敵はヴェールヌイだけではない。それよりもずっと強大な確定された未来が相手だ。何が起きるか分からないが、確実にこちらに牙を向いて来るのは間違いない。
その後も明日の動きについて細かい部分も確認した後、リザやユリ達は明日の動きの打ち合わせの為に別室に移動して行き、他のみんなもそれぞれの時間を過ごす為に散り散りに出て行った。
「お兄ちゃん、アーサーくん」
アーサーもそろそろラプラスと話をしに行こうとすると、透夜と共にミオに呼び止められた。振り返ると彼女は頭を深く下げた姿勢を取っていた。
「迷惑をかけてばかりでごめん。でもお兄ちゃん達しか頼れないから頼らせて。二人ならきっと未来を変えられるって信じてる。だからお願い。この世界を『たすけて』」
近くにはこちらの様子を見守っているレミニアの姿があった。罪も責任も全て一人で抱えようとするミオが、こうして目の前で素直な気持ちを吐き出した辺り、きっと二人で何かを話していたのだろうと推察できる。
お兄ちゃん同士はお互いの顔を見る。彼らの答えはずっと昔から決まっていた。
「ああ、任せてくれ」
「みんなと一緒に、未来は必ず変えてみせる。……未来のミオとも約束したから」
そう言って透夜はミオに近寄って彼女の頭に手を置いて撫でた。顔を上げた彼女は柔らかい笑みを浮かべてされるがままの状態だった。兄妹仲が良くてなによりだ。

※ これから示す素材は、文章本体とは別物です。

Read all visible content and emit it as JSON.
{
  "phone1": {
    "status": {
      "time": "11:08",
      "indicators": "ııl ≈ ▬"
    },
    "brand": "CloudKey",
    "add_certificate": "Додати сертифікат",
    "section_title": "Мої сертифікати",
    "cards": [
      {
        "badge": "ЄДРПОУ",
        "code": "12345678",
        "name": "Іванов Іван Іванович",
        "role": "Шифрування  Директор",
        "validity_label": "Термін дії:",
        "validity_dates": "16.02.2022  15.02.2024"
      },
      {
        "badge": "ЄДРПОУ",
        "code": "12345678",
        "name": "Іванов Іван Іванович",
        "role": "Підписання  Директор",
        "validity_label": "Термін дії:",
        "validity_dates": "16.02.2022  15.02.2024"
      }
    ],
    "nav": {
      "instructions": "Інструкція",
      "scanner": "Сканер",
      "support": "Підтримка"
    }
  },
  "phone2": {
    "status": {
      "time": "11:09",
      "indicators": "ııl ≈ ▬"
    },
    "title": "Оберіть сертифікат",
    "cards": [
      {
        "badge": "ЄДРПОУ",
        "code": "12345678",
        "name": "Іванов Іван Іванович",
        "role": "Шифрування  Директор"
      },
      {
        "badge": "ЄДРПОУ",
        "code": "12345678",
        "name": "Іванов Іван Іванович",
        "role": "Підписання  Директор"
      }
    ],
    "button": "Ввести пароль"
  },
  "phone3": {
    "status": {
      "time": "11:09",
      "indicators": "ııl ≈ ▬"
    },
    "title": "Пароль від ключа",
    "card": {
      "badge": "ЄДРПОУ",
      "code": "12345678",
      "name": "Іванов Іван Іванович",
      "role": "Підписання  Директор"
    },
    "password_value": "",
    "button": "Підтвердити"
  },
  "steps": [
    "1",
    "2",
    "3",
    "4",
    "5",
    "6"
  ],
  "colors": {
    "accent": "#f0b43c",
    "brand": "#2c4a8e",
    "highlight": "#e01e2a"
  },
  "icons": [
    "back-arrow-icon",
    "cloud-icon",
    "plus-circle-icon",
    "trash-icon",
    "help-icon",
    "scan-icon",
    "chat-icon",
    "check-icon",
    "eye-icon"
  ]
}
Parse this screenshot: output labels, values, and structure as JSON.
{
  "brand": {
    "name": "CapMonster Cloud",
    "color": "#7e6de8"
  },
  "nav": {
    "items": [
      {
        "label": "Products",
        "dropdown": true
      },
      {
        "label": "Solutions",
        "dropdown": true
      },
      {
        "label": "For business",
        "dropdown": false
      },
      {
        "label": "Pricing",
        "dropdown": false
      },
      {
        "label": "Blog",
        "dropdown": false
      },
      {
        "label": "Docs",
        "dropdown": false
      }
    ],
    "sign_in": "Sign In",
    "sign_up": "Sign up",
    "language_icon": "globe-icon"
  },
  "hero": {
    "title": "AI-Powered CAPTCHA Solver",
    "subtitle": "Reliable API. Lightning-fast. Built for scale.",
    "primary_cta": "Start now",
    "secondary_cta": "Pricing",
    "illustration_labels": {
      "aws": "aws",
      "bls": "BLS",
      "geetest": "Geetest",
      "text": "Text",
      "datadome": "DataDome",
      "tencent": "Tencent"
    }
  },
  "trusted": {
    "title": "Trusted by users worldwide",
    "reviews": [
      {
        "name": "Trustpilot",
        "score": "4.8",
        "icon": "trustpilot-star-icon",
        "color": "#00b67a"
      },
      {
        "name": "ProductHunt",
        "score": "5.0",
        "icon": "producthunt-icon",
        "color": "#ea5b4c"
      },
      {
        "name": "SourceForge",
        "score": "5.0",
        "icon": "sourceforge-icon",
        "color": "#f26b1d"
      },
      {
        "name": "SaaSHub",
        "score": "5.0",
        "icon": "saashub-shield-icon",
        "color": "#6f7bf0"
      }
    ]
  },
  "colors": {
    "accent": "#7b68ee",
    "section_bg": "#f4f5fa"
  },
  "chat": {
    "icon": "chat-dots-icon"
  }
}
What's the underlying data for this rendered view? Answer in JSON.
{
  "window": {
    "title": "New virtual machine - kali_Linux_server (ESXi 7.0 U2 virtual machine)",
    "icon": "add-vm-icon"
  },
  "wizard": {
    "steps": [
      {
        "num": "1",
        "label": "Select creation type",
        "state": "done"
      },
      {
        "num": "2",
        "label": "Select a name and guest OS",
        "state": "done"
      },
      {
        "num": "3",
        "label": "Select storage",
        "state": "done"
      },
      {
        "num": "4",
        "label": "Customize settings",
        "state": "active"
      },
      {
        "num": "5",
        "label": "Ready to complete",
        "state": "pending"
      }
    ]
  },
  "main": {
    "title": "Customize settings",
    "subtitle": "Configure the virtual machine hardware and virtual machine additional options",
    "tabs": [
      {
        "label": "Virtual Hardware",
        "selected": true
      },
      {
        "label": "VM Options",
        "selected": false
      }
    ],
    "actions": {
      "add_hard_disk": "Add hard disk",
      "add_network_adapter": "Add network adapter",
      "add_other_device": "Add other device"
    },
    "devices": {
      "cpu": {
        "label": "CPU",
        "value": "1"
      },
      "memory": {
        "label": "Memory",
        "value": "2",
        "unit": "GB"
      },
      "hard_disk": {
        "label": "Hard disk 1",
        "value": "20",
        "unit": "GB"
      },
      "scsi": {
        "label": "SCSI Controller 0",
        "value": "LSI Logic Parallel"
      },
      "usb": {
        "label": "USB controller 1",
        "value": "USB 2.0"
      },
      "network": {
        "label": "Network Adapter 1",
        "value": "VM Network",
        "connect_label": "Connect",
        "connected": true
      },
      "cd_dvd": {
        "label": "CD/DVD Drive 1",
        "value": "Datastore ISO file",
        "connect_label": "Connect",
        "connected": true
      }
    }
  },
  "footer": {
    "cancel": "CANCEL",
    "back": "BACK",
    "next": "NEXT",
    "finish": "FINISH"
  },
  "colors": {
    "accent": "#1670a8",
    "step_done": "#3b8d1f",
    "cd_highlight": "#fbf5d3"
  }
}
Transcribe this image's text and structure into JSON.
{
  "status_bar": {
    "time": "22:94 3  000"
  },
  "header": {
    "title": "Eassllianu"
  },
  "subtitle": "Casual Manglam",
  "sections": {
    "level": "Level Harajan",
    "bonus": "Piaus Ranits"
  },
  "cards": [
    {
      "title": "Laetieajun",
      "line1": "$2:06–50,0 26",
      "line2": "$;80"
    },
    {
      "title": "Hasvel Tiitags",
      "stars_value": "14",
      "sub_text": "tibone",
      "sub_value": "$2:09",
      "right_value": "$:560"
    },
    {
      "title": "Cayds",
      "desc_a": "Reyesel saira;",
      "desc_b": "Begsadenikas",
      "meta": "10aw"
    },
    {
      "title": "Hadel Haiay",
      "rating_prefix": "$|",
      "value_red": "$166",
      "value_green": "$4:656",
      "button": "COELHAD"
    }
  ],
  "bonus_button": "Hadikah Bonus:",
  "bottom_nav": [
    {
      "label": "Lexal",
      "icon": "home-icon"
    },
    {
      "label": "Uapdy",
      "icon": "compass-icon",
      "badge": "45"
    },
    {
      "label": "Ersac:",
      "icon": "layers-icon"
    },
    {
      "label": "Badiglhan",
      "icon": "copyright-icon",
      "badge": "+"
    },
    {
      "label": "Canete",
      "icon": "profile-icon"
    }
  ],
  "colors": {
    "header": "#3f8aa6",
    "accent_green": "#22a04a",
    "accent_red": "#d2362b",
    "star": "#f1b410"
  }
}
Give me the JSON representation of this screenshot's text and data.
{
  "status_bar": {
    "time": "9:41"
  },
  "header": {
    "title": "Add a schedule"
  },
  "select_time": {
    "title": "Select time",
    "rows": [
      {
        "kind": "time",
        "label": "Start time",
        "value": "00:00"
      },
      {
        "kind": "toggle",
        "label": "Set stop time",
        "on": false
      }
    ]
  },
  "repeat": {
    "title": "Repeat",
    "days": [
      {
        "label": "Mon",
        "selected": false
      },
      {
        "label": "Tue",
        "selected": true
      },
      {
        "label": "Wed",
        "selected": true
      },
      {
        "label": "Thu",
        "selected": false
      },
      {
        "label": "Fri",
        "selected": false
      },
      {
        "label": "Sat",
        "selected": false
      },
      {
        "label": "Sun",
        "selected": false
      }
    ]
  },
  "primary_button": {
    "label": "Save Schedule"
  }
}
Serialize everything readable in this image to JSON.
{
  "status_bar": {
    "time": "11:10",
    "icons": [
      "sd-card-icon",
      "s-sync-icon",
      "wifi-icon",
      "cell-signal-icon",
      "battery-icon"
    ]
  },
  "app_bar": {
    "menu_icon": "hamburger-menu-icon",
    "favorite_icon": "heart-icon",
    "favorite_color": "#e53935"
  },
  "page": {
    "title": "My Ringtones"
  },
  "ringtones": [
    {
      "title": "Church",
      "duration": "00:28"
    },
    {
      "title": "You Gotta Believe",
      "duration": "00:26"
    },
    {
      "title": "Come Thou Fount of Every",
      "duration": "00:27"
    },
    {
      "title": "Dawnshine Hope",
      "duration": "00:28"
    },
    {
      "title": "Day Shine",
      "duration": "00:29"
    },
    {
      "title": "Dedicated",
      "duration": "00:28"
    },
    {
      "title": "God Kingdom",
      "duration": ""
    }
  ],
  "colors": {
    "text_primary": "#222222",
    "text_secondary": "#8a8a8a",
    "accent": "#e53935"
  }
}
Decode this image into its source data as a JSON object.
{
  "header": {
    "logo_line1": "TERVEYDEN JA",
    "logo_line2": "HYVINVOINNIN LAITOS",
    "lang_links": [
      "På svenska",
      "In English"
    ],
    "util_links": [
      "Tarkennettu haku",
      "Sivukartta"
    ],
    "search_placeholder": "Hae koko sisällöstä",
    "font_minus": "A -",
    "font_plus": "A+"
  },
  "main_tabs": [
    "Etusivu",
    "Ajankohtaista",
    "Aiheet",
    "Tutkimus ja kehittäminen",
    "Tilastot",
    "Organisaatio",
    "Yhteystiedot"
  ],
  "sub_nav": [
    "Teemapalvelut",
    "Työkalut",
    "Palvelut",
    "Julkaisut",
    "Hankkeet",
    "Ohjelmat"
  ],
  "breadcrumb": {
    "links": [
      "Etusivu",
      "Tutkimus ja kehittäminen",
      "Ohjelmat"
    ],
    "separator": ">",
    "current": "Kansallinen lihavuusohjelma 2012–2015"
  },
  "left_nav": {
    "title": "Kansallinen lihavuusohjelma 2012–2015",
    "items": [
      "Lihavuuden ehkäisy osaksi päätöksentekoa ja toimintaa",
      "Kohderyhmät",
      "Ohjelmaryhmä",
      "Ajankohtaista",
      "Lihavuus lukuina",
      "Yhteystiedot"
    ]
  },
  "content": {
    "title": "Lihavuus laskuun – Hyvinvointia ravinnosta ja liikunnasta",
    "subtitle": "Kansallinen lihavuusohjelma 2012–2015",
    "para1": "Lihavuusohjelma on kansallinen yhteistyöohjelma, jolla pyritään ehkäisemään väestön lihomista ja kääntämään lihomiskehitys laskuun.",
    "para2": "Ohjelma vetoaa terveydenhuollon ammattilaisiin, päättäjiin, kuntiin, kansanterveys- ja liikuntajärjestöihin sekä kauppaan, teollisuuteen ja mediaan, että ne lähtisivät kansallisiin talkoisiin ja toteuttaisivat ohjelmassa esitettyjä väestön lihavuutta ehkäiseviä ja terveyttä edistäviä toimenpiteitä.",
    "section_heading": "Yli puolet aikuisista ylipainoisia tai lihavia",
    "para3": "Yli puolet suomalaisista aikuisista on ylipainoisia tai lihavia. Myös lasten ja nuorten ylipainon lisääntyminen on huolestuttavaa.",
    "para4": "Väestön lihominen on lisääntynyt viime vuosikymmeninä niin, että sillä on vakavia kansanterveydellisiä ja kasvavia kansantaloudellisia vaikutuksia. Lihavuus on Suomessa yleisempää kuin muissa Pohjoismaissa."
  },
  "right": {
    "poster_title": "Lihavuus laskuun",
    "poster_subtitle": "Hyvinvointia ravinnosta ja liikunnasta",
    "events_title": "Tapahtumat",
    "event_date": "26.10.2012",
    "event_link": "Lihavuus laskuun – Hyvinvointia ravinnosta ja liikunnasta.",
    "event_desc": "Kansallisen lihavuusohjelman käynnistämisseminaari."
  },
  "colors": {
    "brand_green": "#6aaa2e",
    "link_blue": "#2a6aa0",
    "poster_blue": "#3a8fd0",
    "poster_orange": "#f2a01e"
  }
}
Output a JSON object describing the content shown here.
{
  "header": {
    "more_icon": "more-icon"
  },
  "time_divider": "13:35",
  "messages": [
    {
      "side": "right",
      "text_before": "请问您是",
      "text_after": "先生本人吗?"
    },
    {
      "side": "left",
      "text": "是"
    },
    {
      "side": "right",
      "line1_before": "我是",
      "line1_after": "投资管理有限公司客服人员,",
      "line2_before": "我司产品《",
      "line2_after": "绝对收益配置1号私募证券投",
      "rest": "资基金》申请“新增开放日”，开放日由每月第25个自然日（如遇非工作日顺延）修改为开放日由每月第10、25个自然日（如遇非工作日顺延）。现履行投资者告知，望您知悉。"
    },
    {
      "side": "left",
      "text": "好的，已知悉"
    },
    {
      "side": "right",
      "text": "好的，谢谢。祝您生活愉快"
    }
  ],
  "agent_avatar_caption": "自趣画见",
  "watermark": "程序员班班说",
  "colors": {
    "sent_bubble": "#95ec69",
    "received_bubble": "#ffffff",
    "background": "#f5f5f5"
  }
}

「やっぱり兄さん達には素直にお願いするのが一番効きますね」
アーサーの妹レミニアは、そんな攻略法を口にしながらアーサーの隣に並んだ。相手も相手なので、アーサーは溜め息をつく気すら起きない。
「ミオと話してくれたんだな。ありがとう」
「いえ、わたしも気になってましたから。兄さんは話したい人が多いと思いましたし。この後も話しに行くんですよね?」
やはり何でもお見通しのようだった。むしろ背中を押される形で、今度こそアーサーは研究室の外に出た。
彼の足がすぐに向いたのはラプラスがいる部屋だ。そろそろ話をしなければならない。